Les volets roulants, souvent perçus comme un équipement secondaire, occupent désormais une place centrale dans la réflexion sur l’isolation thermique des logements. Au-delà de leur rôle sécuritaire, ils sont régulièrement cités parmi les moyens les plus accessibles pour limiter les déperditions thermiques au niveau des fenêtres. Ce potentiel suscite à la fois des interrogations techniques et pratiques, alors que la réduction des pertes de chaleur devient une priorité, aussi bien pour réaliser des économies d’énergie que pour améliorer le confort thermique.
Le fonctionnement des volets roulants face aux transferts de chaleur
Lorsqu’ils sont fermés, les volets roulants constituent une véritable barrière isolante devant la fenêtre. L’air emprisonné entre la vitre et le volet forme une couche d’air isolante, limitant ainsi les échanges thermiques avec l’extérieur. Cette configuration réduit la quantité de chaleur qui s’échappe durant la nuit ou lors des périodes froides.
Sur le plan physique, ce dispositif freine à la fois les pertes par convection et par radiation à travers la surface vitrée. La présence du volet crée donc deux obstacles distincts au passage de la chaleur, agissant en synergie avec les vitrages existants. Même sur une menuiserie ancienne, l’ajout d’un volet roulant installé par Removo impacte concrètement le gain thermique global. Ce mécanisme est d’autant plus pertinent que la surface vitrée représente un point faible majeur dans l’enveloppe du bâtiment.
Quels bénéfices attendre en termes d’isolation thermique ?
Réduction effective des déperditions thermiques
De multiples études indépendantes attestent que la fermeture systématique des volets roulants permet de diminuer nettement les pertes de chaleur par les fenêtres, responsables d’une part importante des déperditions thermiques dans les logements peu ou mal isolés. Les effets varient selon la qualité des menuiseries et la nature du volet, mais on observe généralement une amélioration notable de la résistance thermique de cette zone sensible. Ce phénomène est particulièrement marqué pour les vitrages simples ou les habitats anciens où une rénovation complète reste coûteuse.
La contribution réelle des volets roulants à l’isolation thermique dépend également du matériau utilisé et de la qualité de la pose. Les modèles en aluminium injecté de mousse ou en PVC affichent des performances supérieures grâce à leur pouvoir isolant renforcé. Cependant, il demeure essentiel que le coffre du volet soit lui-même correctement isolé, sans quoi une partie du bénéfice serait compromise.
Retombées sur le confort thermique et les économies d’énergie
L’impact concret pour les occupants se traduit par une stabilité thermique accrue dans les pièces concernées. En limitant les déperditions thermiques pendant la nuit ou lors des épisodes hivernaux, les habitants bénéficient d’un meilleur confort thermique et d’une réduction des fluctuations de température provoquées par les infiltrations d’air froid.
Cette action mécanique simple contribue simultanément à réduire la sollicitation du système de chauffage. À terme, cela génère des économies d’énergie substantielles, chaque kilowattheure conservé représentant autant de dépenses évitées.
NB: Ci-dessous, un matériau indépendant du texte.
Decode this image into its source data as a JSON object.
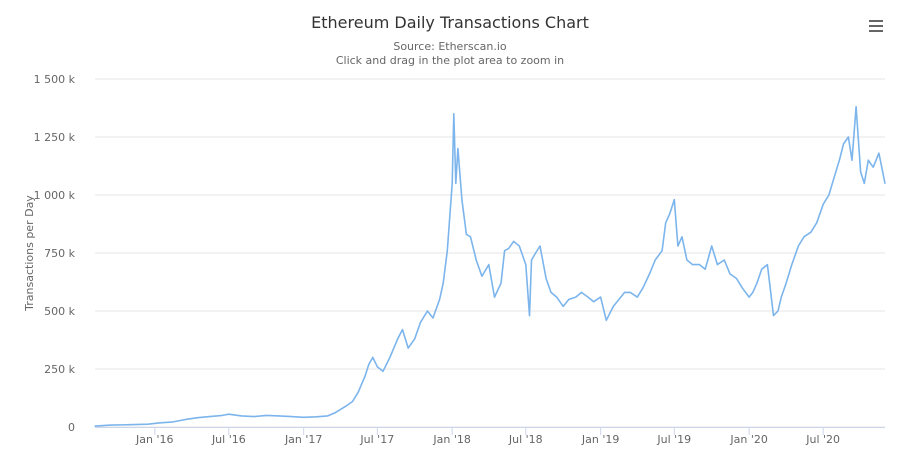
{
  "chart_data": {
    "type": "line",
    "title": "Ethereum Daily Transactions Chart",
    "subtitle_lines": [
      "Source: Etherscan.io",
      "Click and drag in the plot area to zoom in"
    ],
    "ylabel": "Transactions per Day",
    "xlabel": "",
    "ylim": [
      0,
      1500000
    ],
    "y_ticks": [
      {
        "value": 0,
        "label": "0"
      },
      {
        "value": 250000,
        "label": "250 k"
      },
      {
        "value": 500000,
        "label": "500 k"
      },
      {
        "value": 750000,
        "label": "750 k"
      },
      {
        "value": 1000000,
        "label": "1 000 k"
      },
      {
        "value": 1250000,
        "label": "1 250 k"
      },
      {
        "value": 1500000,
        "label": "1 500 k"
      }
    ],
    "xlim": [
      "2015-08-07",
      "2020-11-30"
    ],
    "x_ticks": [
      {
        "date": "2016-01-01",
        "label": "Jan '16"
      },
      {
        "date": "2016-07-01",
        "label": "Jul '16"
      },
      {
        "date": "2017-01-01",
        "label": "Jan '17"
      },
      {
        "date": "2017-07-01",
        "label": "Jul '17"
      },
      {
        "date": "2018-01-01",
        "label": "Jan '18"
      },
      {
        "date": "2018-07-01",
        "label": "Jul '18"
      },
      {
        "date": "2019-01-01",
        "label": "Jan '19"
      },
      {
        "date": "2019-07-01",
        "label": "Jul '19"
      },
      {
        "date": "2020-01-01",
        "label": "Jan '20"
      },
      {
        "date": "2020-07-01",
        "label": "Jul '20"
      }
    ],
    "grid": "horizontal",
    "legend": "none",
    "series": [
      {
        "color": "#7cb5ec",
        "x": [
          "2015-08-07",
          "2015-09-15",
          "2015-11-01",
          "2015-12-15",
          "2016-01-15",
          "2016-02-15",
          "2016-03-15",
          "2016-04-15",
          "2016-05-15",
          "2016-06-15",
          "2016-07-01",
          "2016-08-01",
          "2016-09-01",
          "2016-10-01",
          "2016-11-01",
          "2016-12-01",
          "2017-01-01",
          "2017-02-01",
          "2017-03-01",
          "2017-03-20",
          "2017-04-15",
          "2017-05-01",
          "2017-05-15",
          "2017-06-01",
          "2017-06-10",
          "2017-06-20",
          "2017-07-01",
          "2017-07-15",
          "2017-08-01",
          "2017-08-20",
          "2017-09-01",
          "2017-09-15",
          "2017-10-01",
          "2017-10-15",
          "2017-11-01",
          "2017-11-15",
          "2017-12-01",
          "2017-12-10",
          "2017-12-20",
          "2018-01-01",
          "2018-01-05",
          "2018-01-10",
          "2018-01-15",
          "2018-01-25",
          "2018-02-05",
          "2018-02-15",
          "2018-03-01",
          "2018-03-15",
          "2018-04-01",
          "2018-04-15",
          "2018-05-01",
          "2018-05-10",
          "2018-05-20",
          "2018-06-01",
          "2018-06-15",
          "2018-07-01",
          "2018-07-10",
          "2018-07-15",
          "2018-07-25",
          "2018-08-05",
          "2018-08-20",
          "2018-09-01",
          "2018-09-15",
          "2018-10-01",
          "2018-10-15",
          "2018-11-01",
          "2018-11-15",
          "2018-12-01",
          "2018-12-15",
          "2019-01-01",
          "2019-01-15",
          "2019-02-01",
          "2019-02-15",
          "2019-03-01",
          "2019-03-15",
          "2019-04-01",
          "2019-04-15",
          "2019-05-01",
          "2019-05-15",
          "2019-06-01",
          "2019-06-10",
          "2019-06-20",
          "2019-07-01",
          "2019-07-10",
          "2019-07-20",
          "2019-08-01",
          "2019-08-15",
          "2019-09-01",
          "2019-09-15",
          "2019-10-01",
          "2019-10-15",
          "2019-11-01",
          "2019-11-15",
          "2019-12-01",
          "2019-12-15",
          "2020-01-01",
          "2020-01-10",
          "2020-01-20",
          "2020-02-01",
          "2020-02-15",
          "2020-03-01",
          "2020-03-12",
          "2020-03-20",
          "2020-04-01",
          "2020-04-15",
          "2020-05-01",
          "2020-05-15",
          "2020-06-01",
          "2020-06-15",
          "2020-07-01",
          "2020-07-15",
          "2020-08-01",
          "2020-08-10",
          "2020-08-20",
          "2020-09-01",
          "2020-09-10",
          "2020-09-20",
          "2020-10-01",
          "2020-10-10",
          "2020-10-20",
          "2020-11-01",
          "2020-11-15",
          "2020-11-30"
        ],
        "values": [
          4000,
          8000,
          10000,
          12000,
          18000,
          22000,
          32000,
          40000,
          45000,
          50000,
          55000,
          48000,
          45000,
          50000,
          48000,
          45000,
          42000,
          44000,
          48000,
          62000,
          90000,
          110000,
          150000,
          220000,
          270000,
          300000,
          260000,
          240000,
          300000,
          380000,
          420000,
          340000,
          380000,
          450000,
          500000,
          470000,
          550000,
          620000,
          760000,
          1050000,
          1350000,
          1050000,
          1200000,
          980000,
          830000,
          820000,
          720000,
          650000,
          700000,
          560000,
          620000,
          760000,
          770000,
          800000,
          780000,
          700000,
          480000,
          720000,
          750000,
          780000,
          640000,
          580000,
          560000,
          520000,
          550000,
          560000,
          580000,
          560000,
          540000,
          560000,
          460000,
          520000,
          550000,
          580000,
          580000,
          560000,
          600000,
          660000,
          720000,
          760000,
          880000,
          920000,
          980000,
          780000,
          820000,
          720000,
          700000,
          700000,
          680000,
          780000,
          700000,
          720000,
          660000,
          640000,
          600000,
          560000,
          580000,
          620000,
          680000,
          700000,
          480000,
          500000,
          560000,
          620000,
          700000,
          780000,
          820000,
          840000,
          880000,
          960000,
          1000000,
          1100000,
          1150000,
          1220000,
          1250000,
          1150000,
          1380000,
          1100000,
          1050000,
          1150000,
          1120000,
          1180000,
          1050000
        ]
      }
    ]
  }
}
Si l’ampleur de la réduction dépend de l’utilisation quotidienne, fermer ses volets est un geste efficace et accessible pour abaisser sa facture tout en protégeant son logement du froid extérieur.
Volets roulants, protection été comme hiver ?
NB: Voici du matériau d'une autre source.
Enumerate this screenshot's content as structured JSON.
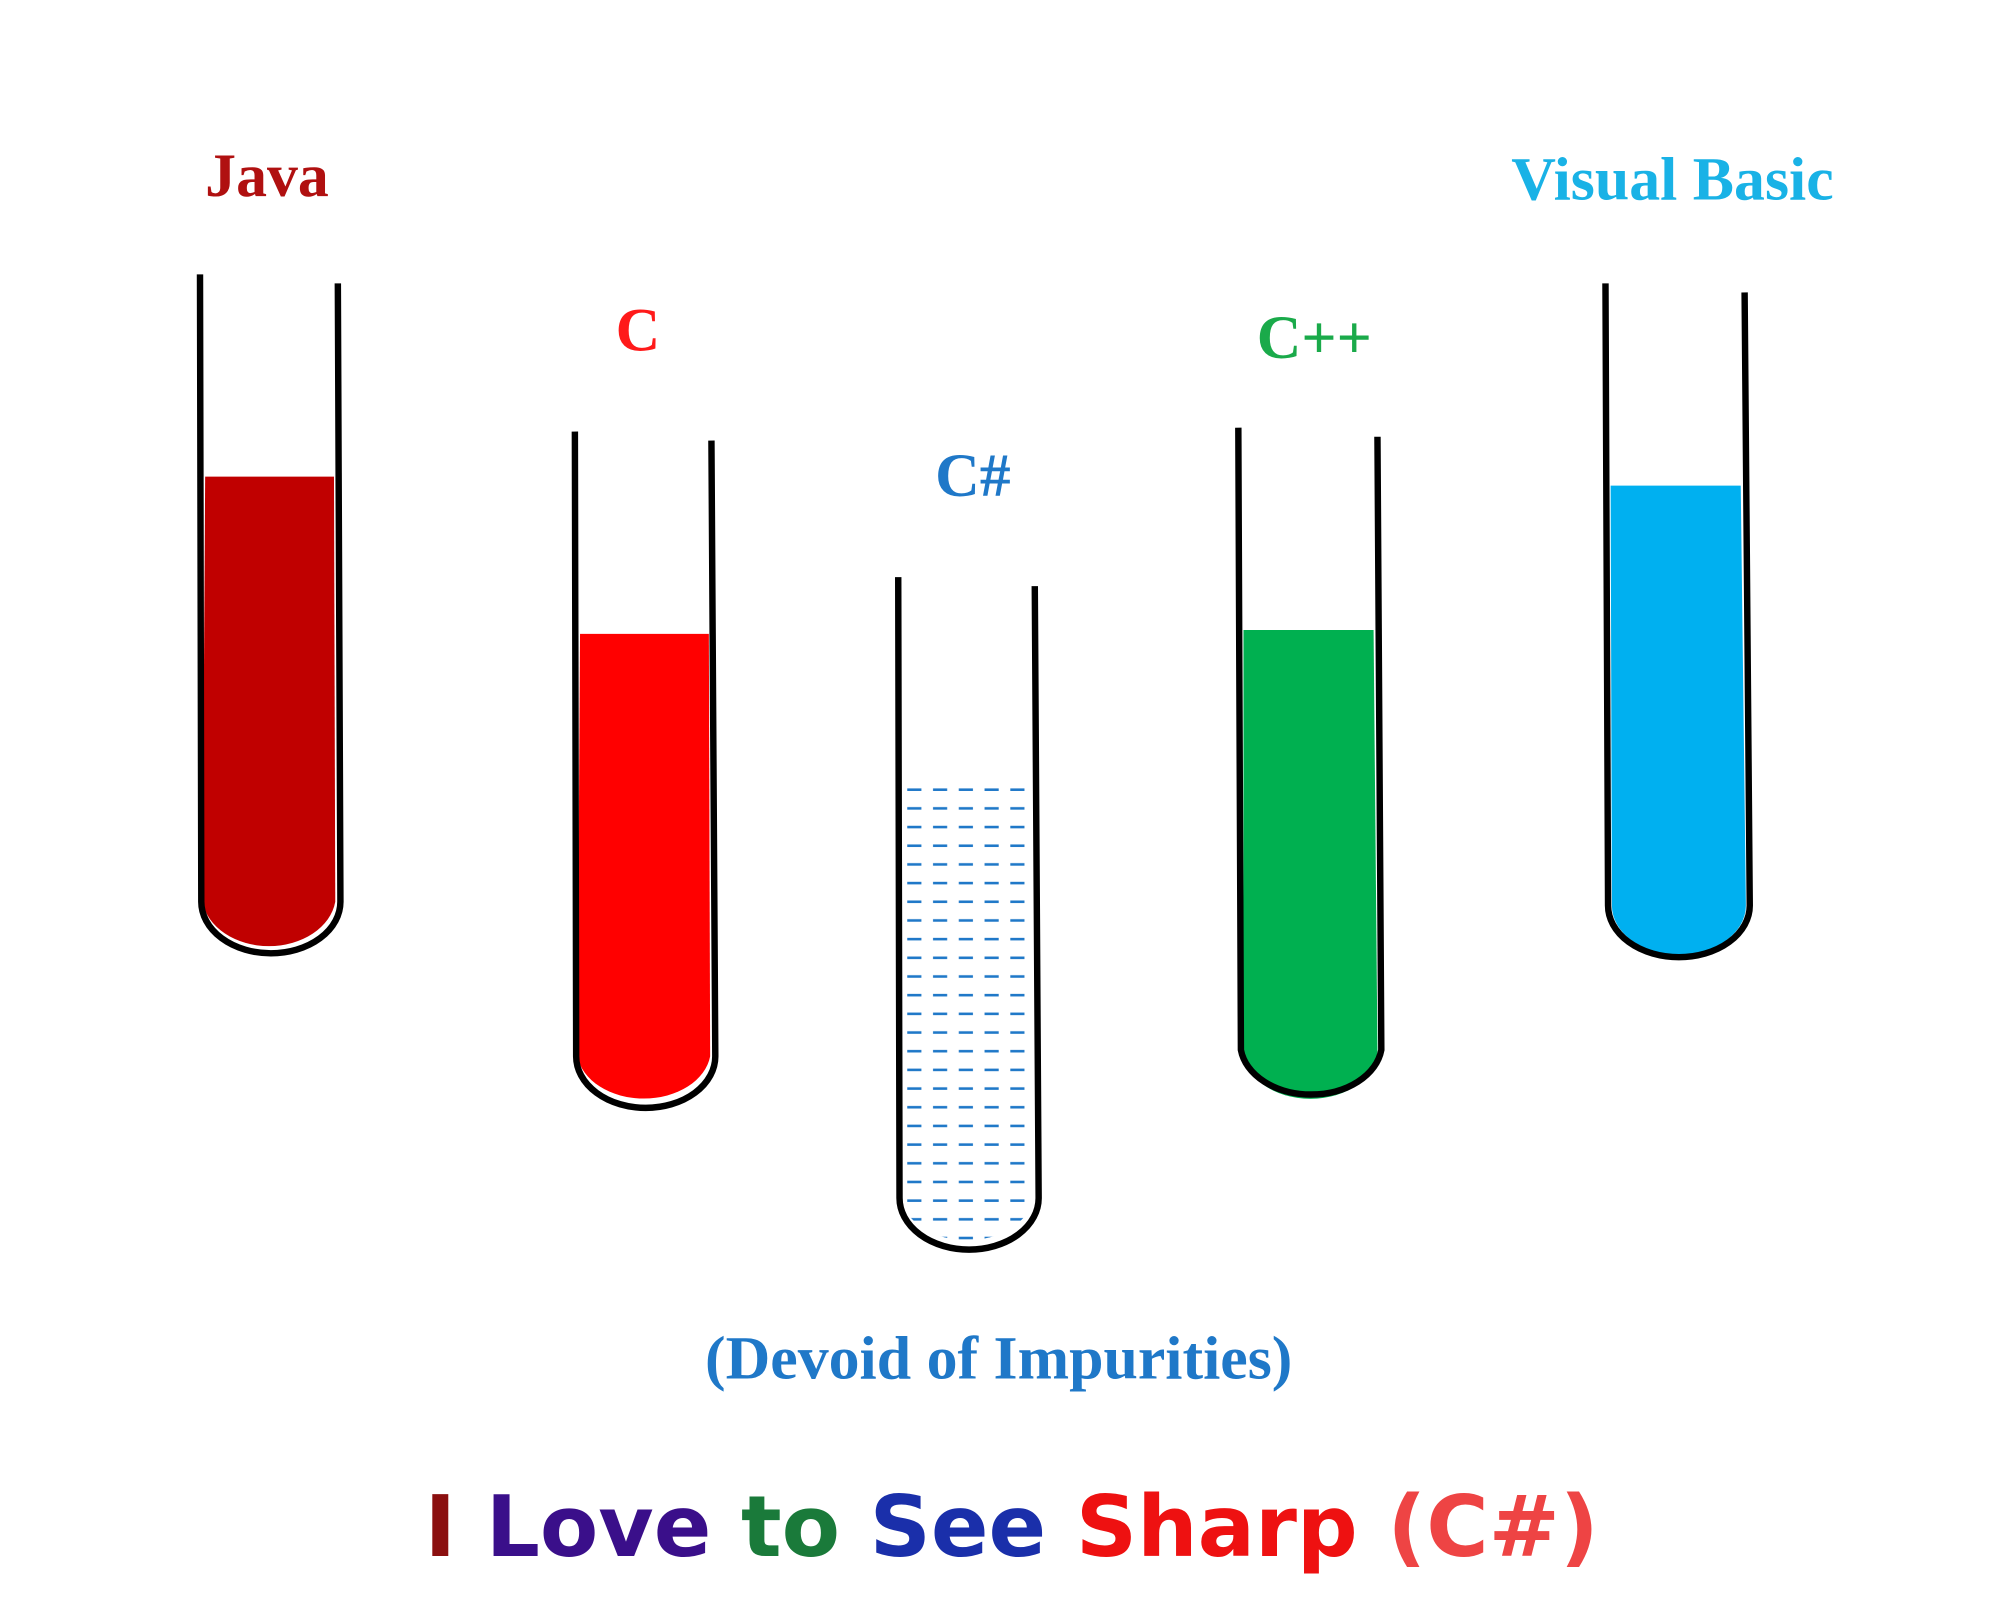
{
  "tubes": [
    {
      "label": "Java"
    },
    {
      "label": "C"
    },
    {
      "label": "C#"
    },
    {
      "label": "C++"
    },
    {
      "label": "Visual Basic"
    }
  ],
  "note": "(Devoid of Impurities)",
  "title": [
    "I",
    "Love",
    "to",
    "See",
    "Sharp",
    "(C#)"
  ]
}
Si leur efficacité en période froide fait consensus, les volets roulants jouent également un rôle non négligeable dans la protection contre la chaleur estivale. Fermés durant la journée, ils préviennent les surchauffes internes causées par l’effet de serre derrière les vitrages exposés. Leur capacité à maintenir la fraîcheur intérieure repose sur le même principe : la barrière isolante formée limite les échanges thermiques, inversant simplement le sens du flux de chaleur.
Ainsi, le volet roulant n’agit pas seulement contre les déperditions thermiques hivernales. Il offre une double défense, réduisant également l’inconfort lié à la canicule. Cet effet bi-saisonnier optimise le gain thermique quelle que soit la saison, illustrant la polyvalence de cet équipement dans la recherche d’un confort moderne sans explosion des dépenses énergétiques.